III – Riconoscimento giuridico e libertà dell’organizzazione di classe nell’unità sindacale, rappresentanza di classe senza esclusione di parte negli organi pubblici del lavoro presso il comune, la provincia e lo Stato.

IV – Legislazione sociale nazionale ed internazionale che garantisca il pieno diritto al lavoro e ne regoli la durata, la mercede e l’igiene. Sviluppo del probivirato e dell’arbitrato per i conflitti anche collettivi del lavoro industriale e agricolo. Sviluppo della cooperazione. Assicurazioni per la malattia, per la vecchiaia e invalidità e per la disoccupazione. Incremento e difesa della piccola proprietà rurale e costituzionale del bene di famiglia.

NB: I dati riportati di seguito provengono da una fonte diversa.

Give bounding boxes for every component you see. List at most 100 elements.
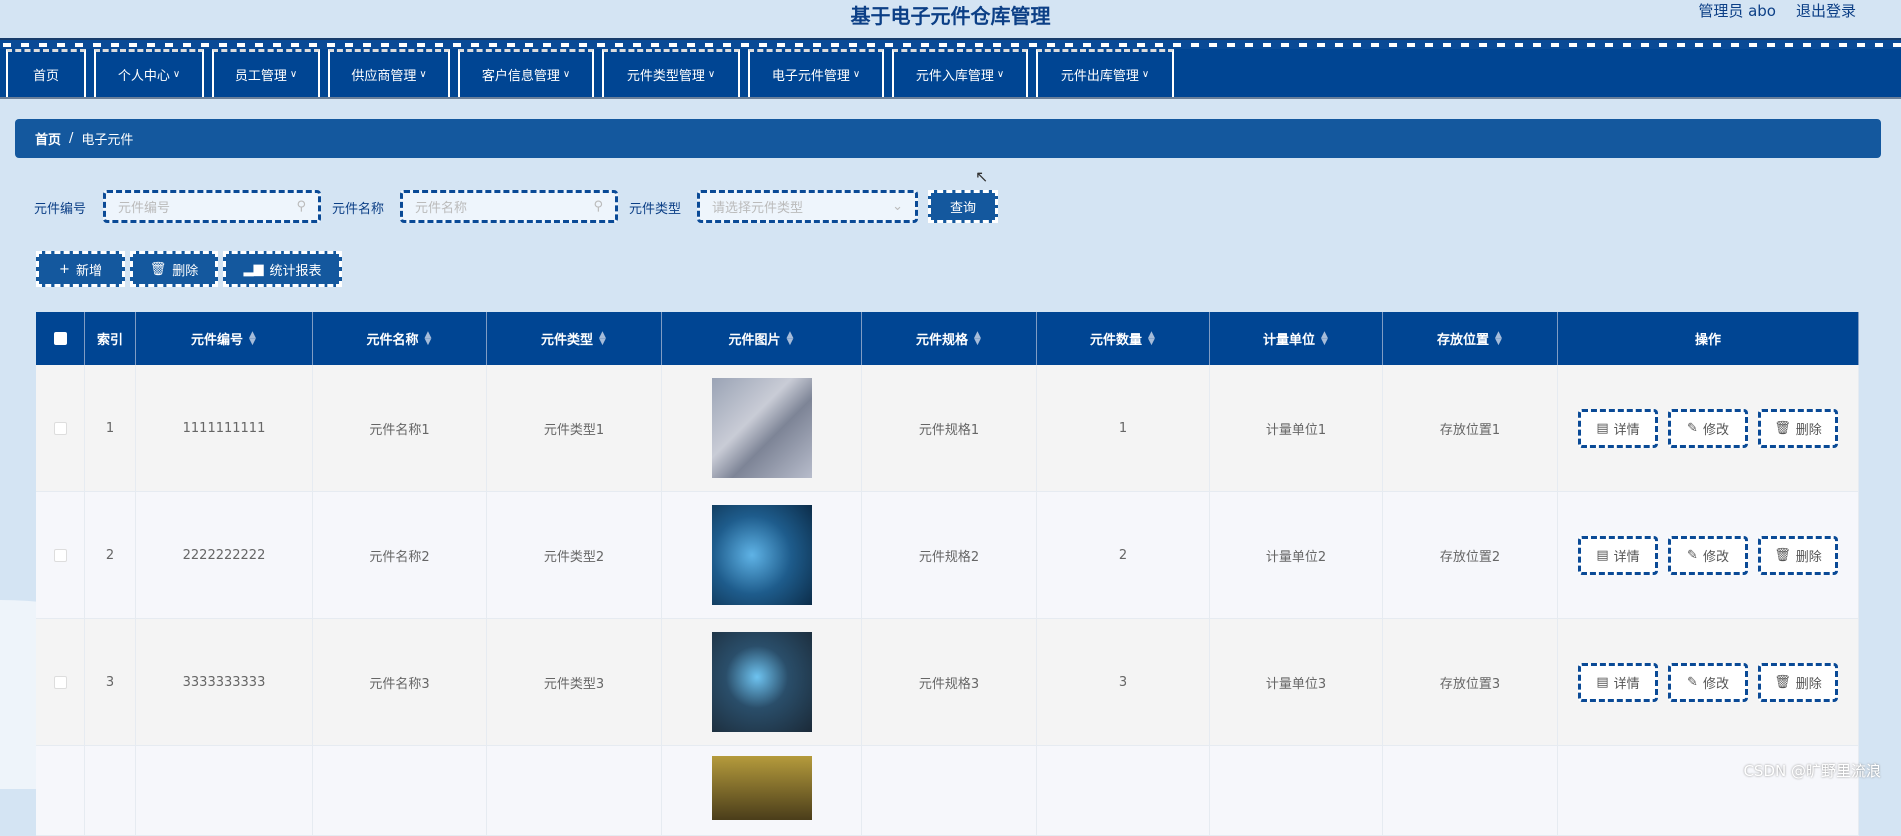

V – Organizzazione di tutte le capacità produttive della nazione con l’utilizzazione delle forze idroelettriche e minerarie, con l’industrializzazione dei servizi generali e locali. Sviluppo dell’agricoltura, colonizzazione interna del latifondo a coltura estensiva. Regolamento dei corsi d’acqua. Bonifica e sistemazione dei bacini montani. Viabilità agraria. Incremento della marina mercantile. Risoluzione nazionale del problema del mezzogiorno e di quello delle terre riconquistate e delle province redente.

VI – Libertà ed autonomia degli enti pubblici locali. Riconoscimento delle funzioni proprie del comune, della provincia e della regione, in relazione alle tradizioni della nazione e alle necessità di sviluppo della vita locale. Riforma della burocrazia. Largo decentramento amministrativo ottenuto anche a mezzo della collaborazione degli organismi industriali, agricoli e commerciali del capitale e del lavoro.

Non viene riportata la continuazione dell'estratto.